Söz alan pek çok misafir özetle “Elazığ
merkezinde, çok küçük bir tadilatla, Elazığ’ın Köhne
Şeheri diyebileceğimiz bir mekan olduğunu; Hükümet Konağı,
Belediye Binası, PTT Binası, Kapalı Çarşı, Kazancılar
Çarşısı, Kutlu Sokak, Atatürk İlkokulu, Buğday Meydanı,
Bit Pazarı ve Şire Meydanından müteşekkil alanın bir
peyzaj ve restorasyon projesi ile rahatlıkla 1950’li
yıllarda Elazığ hüviyetine bürünebileceği bu konuda Dünya
çapında projelere imza atmış hemşehrimiz Prof.Dr.Metin
SÖZEN’in böyle bir projeyi yapabileceği daha sonra proje
maketinin ortaya çıkması ile belediye ve mülk sahipleri
ile birlikte ortaya çıkan bir platformda bu durumun
tartışılacağı ve hayata geçilebileceği; bu meyanda ilk
etapta bu büyük projenin bir parçası olarak eski hükümet
konağı, postahane ve Belediye önündeki park ve Belediye
Binası’nın çevre düzeni ve restorasyon veya dış kaplama
projelerinin hemen işleme konulabileceği; böyle bir
projede halkın rahatça girip çıkabileceği duvarsız demir
perdesiz ve estetik zeminlerin seçilmesi gerektiği ve kent
müzesi için daha şimdiden kültür ve folklör
envanterlerinin çıkarılması gerektiği; bu konuda
Kastamonu’da Vilayet’in bodrumunu eşsiz bir Kent Müzesi
haline getiren hemşehrimiz Çalışma Bakanlığı Müşteşarı
Enis YETER’in büyük tecrübe teşvik ve heyecanı olduğu”
ifade edildi.
Belediye Başkanı Süleyman SELMANOĞLU; çoğu
zaman gördüğümüz politikacı tipine çok uzak bir şahsiyet
sergiliyor.. Biz bazı politikacıları, çoğu zaman aynı
toplantılarda olsak bile adeta bir cam fanus içinde
görmeye alışmışız. Elimizde bulunan bir bir makul fikri
gördüğünüz hatta güler yüzle konuştuğunuz bir politikacıya
anlatırken o cam fanusu hemen hissediyorsunuz.. adeta o
cam fanus, o politikacıyı ekip çalışması içerisinden alıp
başka yerlere götürüyor. SELMANOĞLU öyle değil.. fevkalede
mütevazi içten; meselelere bir ekip elamanı gibi hemen
sahip çıkıyor. Tabiatıyla yanında bütün bu sürekli
projeleri günü gününe takip edecek ve kendilerine
periyotlarla brifing verecek kadrolu veya danışman
hüviyetinde yardımcıları olması temenni ediliyor
Elazığ Belediyesi; son günlerde, gerçekten
sivil düşünen, iş bitiren, cemiyetin pek çok sivil toplum
kuruluşları ile işli dışlı olmuş, misafirperver bir Kültür
Müdürü’ne kavuştu. İbrahim ERDOĞMUŞ’un Elazığ’ın
Köhne Şeheri Projesi ile ilgili olarak Selmanoğlu’nun
takdirleri ile Prof.Dr.Metin SÖZEN ve Müşteşar Enis
YETER ile bir diyalog köprüsü kuracağına inanıyoruz.

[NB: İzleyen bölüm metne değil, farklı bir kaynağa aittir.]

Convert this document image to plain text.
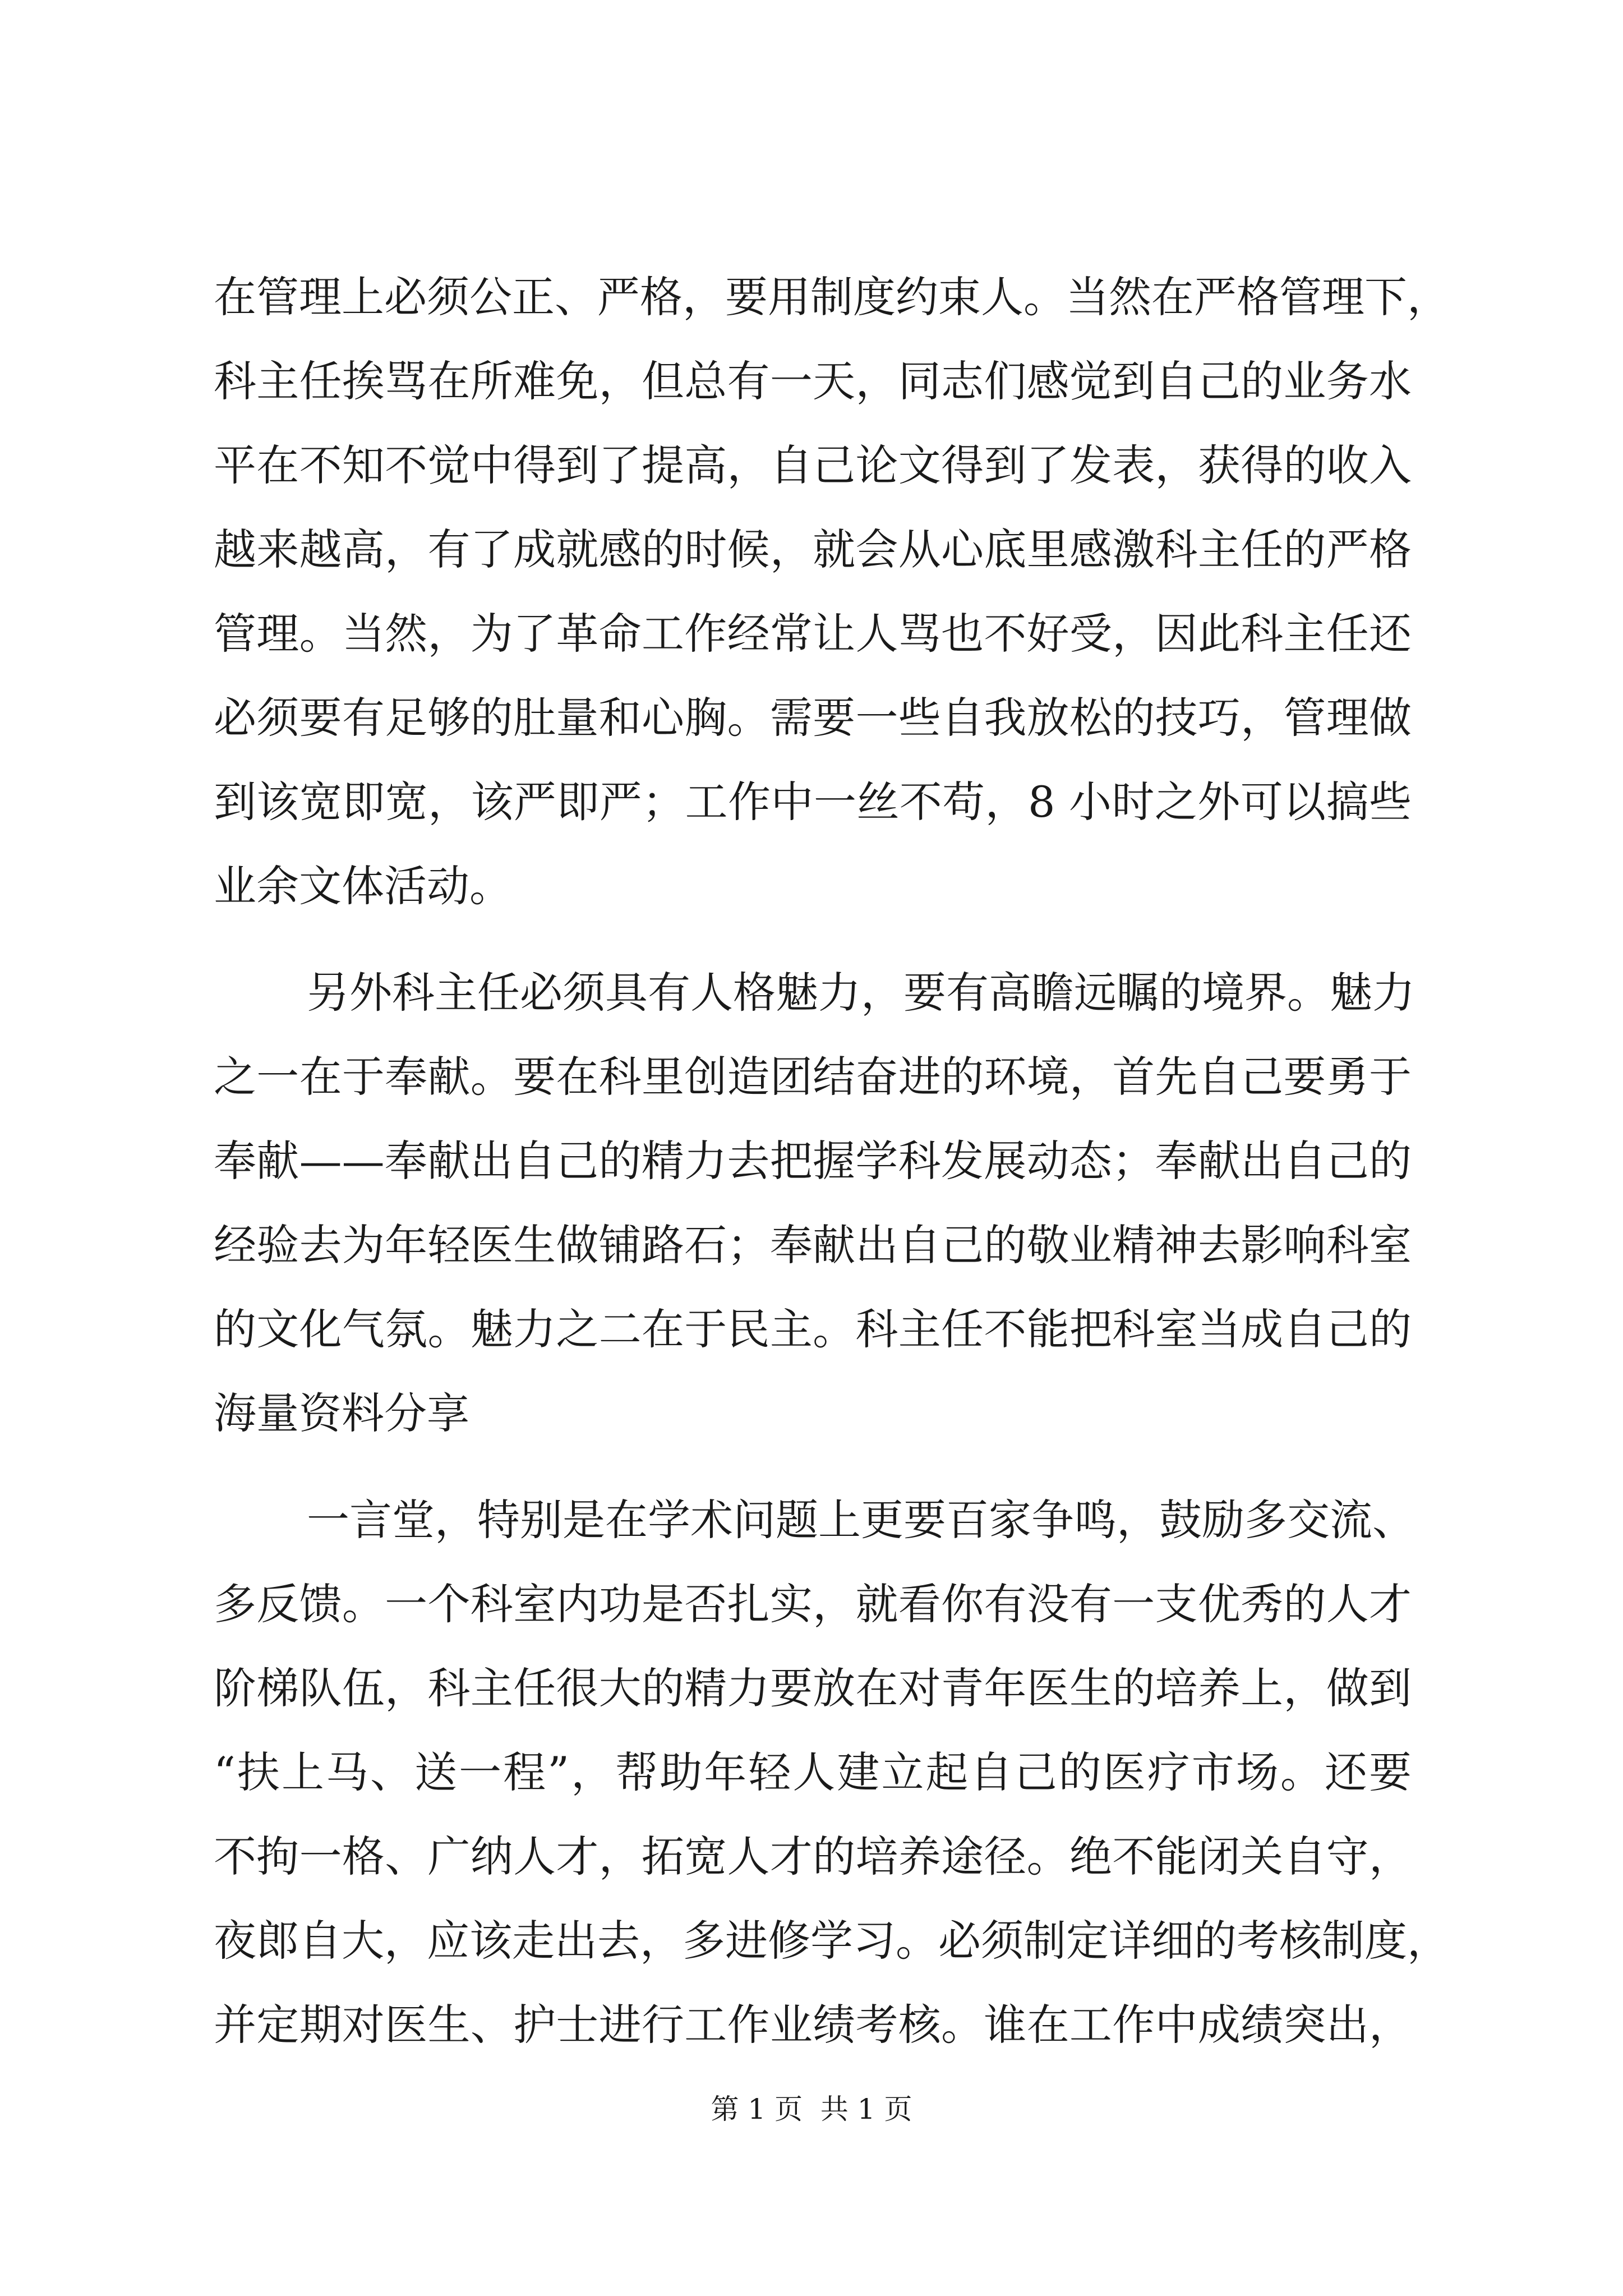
在管理上必须公正、严格，要用制度约束人。当然在严格管理下，
科主任挨骂在所难免，但总有一天，同志们感觉到自己的业务水
平在不知不觉中得到了提高，自己论文得到了发表，获得的收入
越来越高，有了成就感的时候，就会从心底里感激科主任的严格
管理。当然，为了革命工作经常让人骂也不好受，因此科主任还
必须要有足够的肚量和心胸。需要一些自我放松的技巧，管理做
到该宽即宽，该严即严；工作中一丝不苟，8 小时之外可以搞些
业余文体活动。
另外科主任必须具有人格魅力，要有高瞻远瞩的境界。魅力
之一在于奉献。要在科里创造团结奋进的环境，首先自己要勇于
奉献——奉献出自己的精力去把握学科发展动态；奉献出自己的
经验去为年轻医生做铺路石；奉献出自己的敬业精神去影响科室
的文化气氛。魅力之二在于民主。科主任不能把科室当成自己的
海量资料分享
一言堂，特别是在学术问题上更要百家争鸣，鼓励多交流、
多反馈。一个科室内功是否扎实，就看你有没有一支优秀的人才
阶梯队伍，科主任很大的精力要放在对青年医生的培养上，做到
“扶上马、送一程”，帮助年轻人建立起自己的医疗市场。还要
不拘一格、广纳人才，拓宽人才的培养途径。绝不能闭关自守，
夜郎自大，应该走出去，多进修学习。必须制定详细的考核制度，
并定期对医生、护士进行工作业绩考核。谁在工作中成绩突出，
第 1 页  共 1 页
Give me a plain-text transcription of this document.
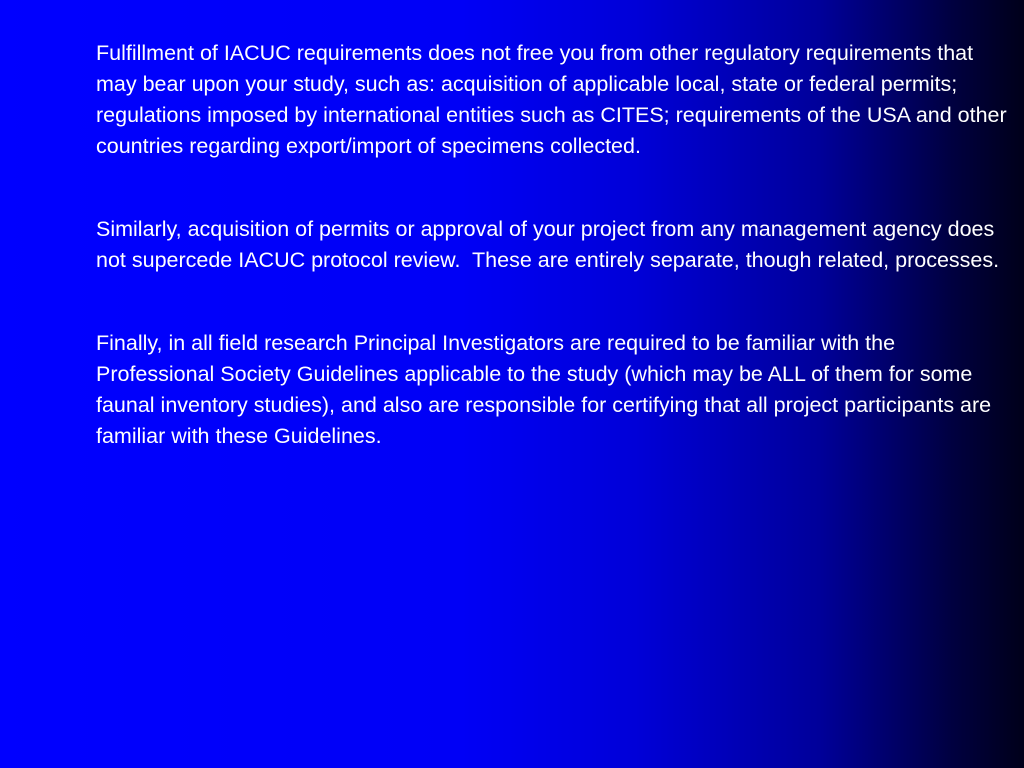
Fulfillment of IACUC requirements does not free you from other regulatory requirements that may bear upon your study, such as: acquisition of applicable local, state or federal permits; regulations imposed by international entities such as CITES; requirements of the USA and other countries regarding export/import of specimens collected.

Similarly, acquisition of permits or approval of your project from any management agency does not supercede IACUC protocol review.  These are entirely separate, though related, processes.

Finally, in all field research Principal Investigators are required to be familiar with the Professional Society Guidelines applicable to the study (which may be ALL of them for some faunal inventory studies), and also are responsible for certifying that all project participants are familiar with these Guidelines.
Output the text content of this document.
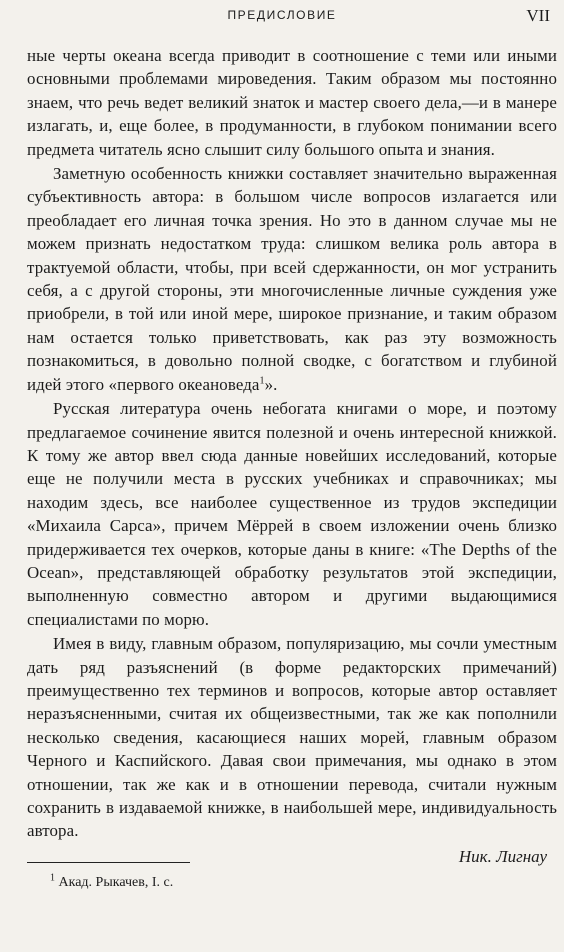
ПРЕДИСЛОВИЕ	VII

ные черты океана всегда приводит в соотношение с теми или иными основными проблемами мироведения. Таким образом мы постоянно знаем, что речь ведет великий знаток и мастер своего дела,—и в манере излагать, и, еще более, в продуманности, в глубоком понимании всего предмета читатель ясно слышит силу большого опыта и знания.

Заметную особенность книжки составляет значительно выраженная субъективность автора: в большом числе вопросов излагается или преобладает его личная точка зрения. Но это в данном случае мы не можем признать недостатком труда: слишком велика роль автора в трактуемой области, чтобы, при всей сдержанности, он мог устранить себя, а с другой стороны, эти многочисленные личные суждения уже приобрели, в той или иной мере, широкое признание, и таким образом нам остается только приветствовать, как раз эту возможность познакомиться, в довольно полной сводке, с богатством и глубиной идей этого «первого океановеда$^1$».

Русская литература очень небогата книгами о море, и поэтому предлагаемое сочинение явится полезной и очень интересной книжкой. К тому же автор ввел сюда данные новейших исследований, которые еще не получили места в русских учебниках и справочниках; мы находим здесь, все наиболее существенное из трудов экспедиции «Михаила Сарса», причем Мёррей в своем изложении очень близко придерживается тех очерков, которые даны в книге: «The Depths of the Ocean», представляющей обработку результатов этой экспедиции, выполненную совместно автором и другими выдающимися специалистами по морю.

Имея в виду, главным образом, популяризацию, мы сочли уместным дать ряд разъяснений (в форме редакторских примечаний) преимущественно тех терминов и вопросов, которые автор оставляет неразъясненными, считая их общеизвестными, так же как пополнили несколько сведения, касающиеся наших морей, главным образом Черного и Каспийского. Давая свои примечания, мы однако в этом отношении, так же как и в отношении перевода, считали нужным сохранить в издаваемой книжке, в наибольшей мере, индивидуальность автора.

Ник. Лигнау
$^1$ Акад. Рыкачев, I. c.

Erdoğmuş’un bu denli büyük projeler takip ederken;,Selmanoğlu’nun
bir bina tahsis etmek suretiyle Avrupa Birliği Projeleri
konusunda Elazığ’ı ön plana çıkaracak çalışmalar yapacak
HARVAK Gençlik Komisyonu üyelerini de gözardı
etmeyeceğine inanıyoruz..,. Yeni yüzyılda, bir kenti bütün
yaşayanları ile birlikte şekillendirmek ve yönetmek ilkesi
ile Elazığ’da da kurulmuş Yerel Gündem 21 Meclisi;
Elazığ Valiliği, Elazığ Belediye Başkanlığı, Fırat
Üniversitesi ve Sivil Toplum Kuruluşlarını; Elazığ’ı gönül
gönül yüceltmek için bir masa etrafında topluyor.
Süleyman SELMANOĞLU’nun Elazığ’ı temsilen, gönüllü
çalışanlara sağladığı kolaylıkların Elazığ’a sevinç, aş
ve iş olarak dönmesini temenni ediyor her geçen gün
büyüyen ve gelişen bir Elazığ diliyoruz.